Forms of curriculum

The whole curriculum

A conception of the overall curriculum with particular concern for its coherence and for the inter-relationship of subjects.

Subject study

Classroom work which focuses on discrete subject content, perhaps to maximise progression in teaching and learning.

Project work

Classroom work which reaches across subjects in an attempt to maximise the relevance and coherence of teaching and learning activities.

Extra-curricular activities

Activities which take place, often run by teachers, outside the time which is officially allocated for classroom work.

The hidden curriculum

A conception of all the things that are learned at school beyond the overt curriculum of subjects, for instance about values, interpersonal relationships and behaviour in the classroom and in the school as a whole and in respect of issues such as gender, social class, ethnicity and ability.

The National Curriculum

The knowledge, skills, concepts and attitudes which it is laid down by statutory orders following the Education Reform Act, 1988, that children in maintained schools should be taught.
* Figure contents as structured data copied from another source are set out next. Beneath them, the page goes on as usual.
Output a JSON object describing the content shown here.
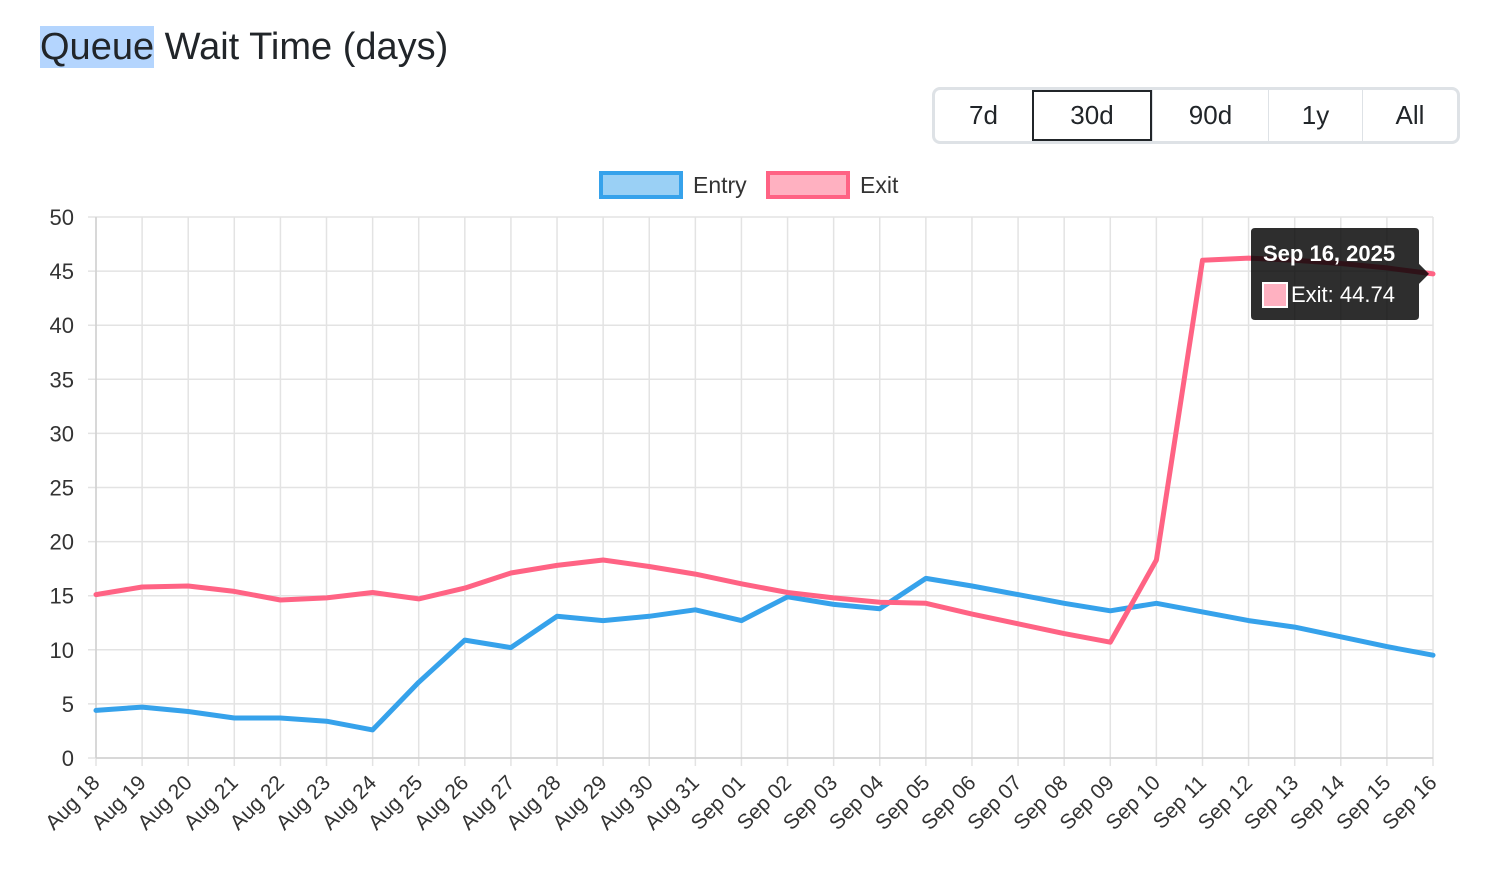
{
  "title": {
    "highlighted": "Queue",
    "rest": " Wait Time (days)"
  },
  "range_buttons": [
    {
      "label": "7d",
      "active": false
    },
    {
      "label": "30d",
      "active": true
    },
    {
      "label": "90d",
      "active": false
    },
    {
      "label": "1y",
      "active": false
    },
    {
      "label": "All",
      "active": false
    }
  ],
  "tooltip": {
    "title": "Sep 16, 2025",
    "label": "Exit: 44.74",
    "series": "Exit",
    "category": "Sep 16"
  },
  "chart_data": {
    "type": "line",
    "title": "",
    "xlabel": "",
    "ylabel": "",
    "ylim": [
      0,
      50
    ],
    "yticks": [
      0,
      5,
      10,
      15,
      20,
      25,
      30,
      35,
      40,
      45,
      50
    ],
    "grid": true,
    "legend_position": "top",
    "categories": [
      "Aug 18",
      "Aug 19",
      "Aug 20",
      "Aug 21",
      "Aug 22",
      "Aug 23",
      "Aug 24",
      "Aug 25",
      "Aug 26",
      "Aug 27",
      "Aug 28",
      "Aug 29",
      "Aug 30",
      "Aug 31",
      "Sep 01",
      "Sep 02",
      "Sep 03",
      "Sep 04",
      "Sep 05",
      "Sep 06",
      "Sep 07",
      "Sep 08",
      "Sep 09",
      "Sep 10",
      "Sep 11",
      "Sep 12",
      "Sep 13",
      "Sep 14",
      "Sep 15",
      "Sep 16"
    ],
    "series": [
      {
        "name": "Entry",
        "color": "#36a2eb",
        "fill": "#9ad0f5",
        "values": [
          4.4,
          4.7,
          4.3,
          3.7,
          3.7,
          3.4,
          2.6,
          7.0,
          10.9,
          10.2,
          13.1,
          12.7,
          13.1,
          13.7,
          12.7,
          14.9,
          14.2,
          13.8,
          16.6,
          15.9,
          15.1,
          14.3,
          13.6,
          14.3,
          13.5,
          12.7,
          12.1,
          11.2,
          10.3,
          9.5
        ]
      },
      {
        "name": "Exit",
        "color": "#ff6384",
        "fill": "#ffb1c1",
        "values": [
          15.1,
          15.8,
          15.9,
          15.4,
          14.6,
          14.8,
          15.3,
          14.7,
          15.7,
          17.1,
          17.8,
          18.3,
          17.7,
          17.0,
          16.1,
          15.3,
          14.8,
          14.4,
          14.3,
          13.3,
          12.4,
          11.5,
          10.7,
          18.3,
          46.0,
          46.2,
          46.0,
          45.7,
          45.3,
          44.74
        ]
      }
    ]
  }
}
National Literacy Strategy (NLS)

The national literacy strategy is a government initiative designed to raise standards in English in primary literacy. Whilst it is non-statutory, most pupils in England experience a daily literacy lesson.

National Numeracy Strategy (NNS)

The national numeracy strategy is a government initiative designed to raise standards in numeracy in English primary education. As with the literacy strategy it is non-statutory but very widely adopted.

Early Learning Goals (ELGs)

These are part of the foundation stage and are concerned with the specification of objectives for children aged 3-5.